Uzman Bilirkişi Tanıklığının Katkısı. Tecavüz mitlerini değiştirmeye yardımcı olacak bir diğer katkı, özellikle tecavüz davalarında uzman bilirkişinin tanıklığıdır. Uzman bilirkişi, tecavüzün bildirilmeyen suçlardan biri olduğuna, yabancılardan ziyade tanıdıklar tarafından işlendiğine, bir tutku değil şiddet suçu olduğuna, birçok kadının daha fazla şiddete maruz kalmamak için saldırganına boyun eğdiğine, cinsel saldırı sırasında ve sonrasında davranış örüntülerinin neler olabileceğine dair tanıklık ederek, tecavüze ilişkin yaygın yanlışinançların etkisizleştirilmesini sağlar (Gray, 2006). Uzman bilirkişi tanıklığının, mahkemenin başlangıcı yerine sonunda gerçekleştiğinde mahkeme sonucunu daha fazla etkilediği; mahkemenin, mağdurun sözünü daha güvenilir ve mağdurun cinsel ilişkiye rıza göstermiş olmasını daha az mümkün bulduğu, sanığın ise genelde suçlu bulunduğu ve daha ağır cezalara çarptırıldığı görülmüştür (Tetreault, 1989). Başka bir deyişle, tecavüz davalarında uzman bilirkişinin, tecavüz mağdurlarını ve tecavüzcüleri içeren yaygın yanlış inançlar hakkında mahkemeyi bilgilendirmesi, mağdura yönelik olumsuz tarafgirliğin bertaraf edilmesini sağlamaktadır.

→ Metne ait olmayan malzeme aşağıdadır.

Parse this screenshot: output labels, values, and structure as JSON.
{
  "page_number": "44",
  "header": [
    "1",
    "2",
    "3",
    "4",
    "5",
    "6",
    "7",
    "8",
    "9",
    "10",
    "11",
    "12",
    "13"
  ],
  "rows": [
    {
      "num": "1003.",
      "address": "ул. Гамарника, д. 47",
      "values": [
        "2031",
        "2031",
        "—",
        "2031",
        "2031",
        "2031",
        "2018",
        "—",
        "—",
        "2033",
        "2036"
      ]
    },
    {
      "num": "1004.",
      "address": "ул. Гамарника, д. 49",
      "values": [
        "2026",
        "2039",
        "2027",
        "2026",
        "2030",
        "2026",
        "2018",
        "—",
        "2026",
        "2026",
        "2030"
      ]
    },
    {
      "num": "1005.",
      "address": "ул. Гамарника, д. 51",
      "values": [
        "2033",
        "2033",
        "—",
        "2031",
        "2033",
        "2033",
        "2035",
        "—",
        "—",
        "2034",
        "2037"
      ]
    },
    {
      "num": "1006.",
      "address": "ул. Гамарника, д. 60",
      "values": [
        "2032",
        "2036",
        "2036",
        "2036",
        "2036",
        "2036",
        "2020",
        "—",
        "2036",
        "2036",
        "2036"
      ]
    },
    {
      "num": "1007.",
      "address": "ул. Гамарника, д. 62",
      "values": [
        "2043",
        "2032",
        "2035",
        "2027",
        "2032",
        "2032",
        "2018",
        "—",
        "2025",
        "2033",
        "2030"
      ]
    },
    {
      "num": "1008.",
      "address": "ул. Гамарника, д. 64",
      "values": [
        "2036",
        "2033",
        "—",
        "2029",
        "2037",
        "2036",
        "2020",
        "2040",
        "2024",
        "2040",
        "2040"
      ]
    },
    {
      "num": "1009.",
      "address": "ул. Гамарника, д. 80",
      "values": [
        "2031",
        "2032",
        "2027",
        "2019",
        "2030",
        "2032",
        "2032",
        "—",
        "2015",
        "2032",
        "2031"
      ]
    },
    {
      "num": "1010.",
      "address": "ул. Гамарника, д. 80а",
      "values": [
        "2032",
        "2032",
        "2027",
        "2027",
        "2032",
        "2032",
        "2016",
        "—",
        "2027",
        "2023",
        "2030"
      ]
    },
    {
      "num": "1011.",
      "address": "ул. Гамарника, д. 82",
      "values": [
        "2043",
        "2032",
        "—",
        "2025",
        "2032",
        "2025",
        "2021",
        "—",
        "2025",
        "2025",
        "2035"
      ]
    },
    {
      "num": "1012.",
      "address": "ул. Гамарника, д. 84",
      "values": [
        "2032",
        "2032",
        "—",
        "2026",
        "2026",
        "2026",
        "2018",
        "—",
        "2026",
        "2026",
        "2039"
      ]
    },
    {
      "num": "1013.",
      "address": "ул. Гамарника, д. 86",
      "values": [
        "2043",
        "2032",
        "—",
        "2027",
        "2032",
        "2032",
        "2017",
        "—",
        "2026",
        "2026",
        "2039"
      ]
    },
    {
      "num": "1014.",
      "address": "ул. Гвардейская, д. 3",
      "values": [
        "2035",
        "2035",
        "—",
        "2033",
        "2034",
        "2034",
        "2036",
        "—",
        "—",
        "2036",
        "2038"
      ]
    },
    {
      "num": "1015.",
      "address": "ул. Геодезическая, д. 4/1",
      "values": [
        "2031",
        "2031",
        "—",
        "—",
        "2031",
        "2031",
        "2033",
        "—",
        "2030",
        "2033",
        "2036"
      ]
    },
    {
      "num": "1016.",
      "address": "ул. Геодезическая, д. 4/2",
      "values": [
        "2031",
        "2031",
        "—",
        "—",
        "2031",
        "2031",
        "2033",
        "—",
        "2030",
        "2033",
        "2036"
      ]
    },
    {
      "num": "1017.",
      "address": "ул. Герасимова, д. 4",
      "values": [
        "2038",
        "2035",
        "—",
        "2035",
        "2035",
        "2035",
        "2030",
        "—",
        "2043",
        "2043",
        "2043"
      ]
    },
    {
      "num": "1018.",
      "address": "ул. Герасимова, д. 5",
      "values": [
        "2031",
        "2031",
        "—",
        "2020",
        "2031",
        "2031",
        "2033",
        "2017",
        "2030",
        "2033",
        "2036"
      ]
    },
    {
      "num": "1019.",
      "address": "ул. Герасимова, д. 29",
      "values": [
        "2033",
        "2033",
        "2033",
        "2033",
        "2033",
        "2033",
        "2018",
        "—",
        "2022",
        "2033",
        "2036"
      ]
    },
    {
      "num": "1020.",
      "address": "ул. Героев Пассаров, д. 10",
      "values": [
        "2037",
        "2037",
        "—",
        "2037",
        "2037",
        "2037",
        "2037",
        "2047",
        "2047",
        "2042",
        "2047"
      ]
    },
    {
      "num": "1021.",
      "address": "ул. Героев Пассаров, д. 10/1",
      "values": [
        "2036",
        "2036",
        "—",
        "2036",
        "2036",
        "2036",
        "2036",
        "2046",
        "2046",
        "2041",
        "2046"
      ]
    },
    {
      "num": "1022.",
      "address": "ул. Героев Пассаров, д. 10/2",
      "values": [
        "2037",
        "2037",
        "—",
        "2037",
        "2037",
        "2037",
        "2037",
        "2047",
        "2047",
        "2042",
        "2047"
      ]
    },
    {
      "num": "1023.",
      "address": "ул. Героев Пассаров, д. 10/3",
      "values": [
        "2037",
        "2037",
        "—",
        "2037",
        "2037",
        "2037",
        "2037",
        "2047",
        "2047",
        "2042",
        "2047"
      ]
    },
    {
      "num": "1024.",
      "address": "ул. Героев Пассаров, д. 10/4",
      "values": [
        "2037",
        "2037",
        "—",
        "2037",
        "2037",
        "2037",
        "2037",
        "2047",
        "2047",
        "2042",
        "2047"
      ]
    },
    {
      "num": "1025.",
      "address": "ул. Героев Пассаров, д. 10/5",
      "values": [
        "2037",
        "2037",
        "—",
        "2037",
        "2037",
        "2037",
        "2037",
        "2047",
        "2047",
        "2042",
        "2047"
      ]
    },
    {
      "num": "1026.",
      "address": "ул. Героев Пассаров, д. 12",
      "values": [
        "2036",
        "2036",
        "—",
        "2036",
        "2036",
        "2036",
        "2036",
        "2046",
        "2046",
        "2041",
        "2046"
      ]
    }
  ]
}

Ruh Sağlığı Çalışanlarının Katkısı. Ruh sağlığı çalışanları, tecavüzcüleri sadece psikopatoloji (normal dışı davranışlar) bağlamında değerlendirdiklerinde, kültürel mitleri bilinçsizce desteklerler (Akçan ve ark., 2006; Scully, 1994). Tecavüz edenler, çocukluklarında kendileri de şiddet ve istismara uğramış, kişilik bozuklukları olan veya ruh sağlığı normal olmayan insanlardır. Böyle değilse bile, anneleri, çocukla bağımlı bir ilişki modeli kurarak ya da çocuğu ruhsal olarak reddederek, bir tecavüzcünün yetişmesine yol açmış olabilir. Suçlu olan kişi bu kez ‘kadın mağdur’ olmasa da, tecavüzcünün ‘kadın’ olan annesi yani yine bir ‘kadın’ suçlu bulunur (Scully, 1994). Oysa bu durumun çok sınırlı bir açıklama sağladığı, cinsel şiddet uygulayanların yalnızca % 5 gibi küçük bir grubunda psikopatoloji saptandığı bilinmektedir. Alt sosyoekonomik tabakadan işsiz, eğitimsiz, madde kullanan, psikiyatrik hastalığı olanların cinsel şiddet uyguladığına dair yanlış kanının aksine; eğitimli, iş sahibi, ekonomik gücü olan, alkol ve uyuşturucu kullanmayan, herhangi bir psikiyatrik hastalığı olmayanların da şiddet uyguladığı yapılan çalışmalarla ortaya konmuştur (Akçan ve ark., 2006).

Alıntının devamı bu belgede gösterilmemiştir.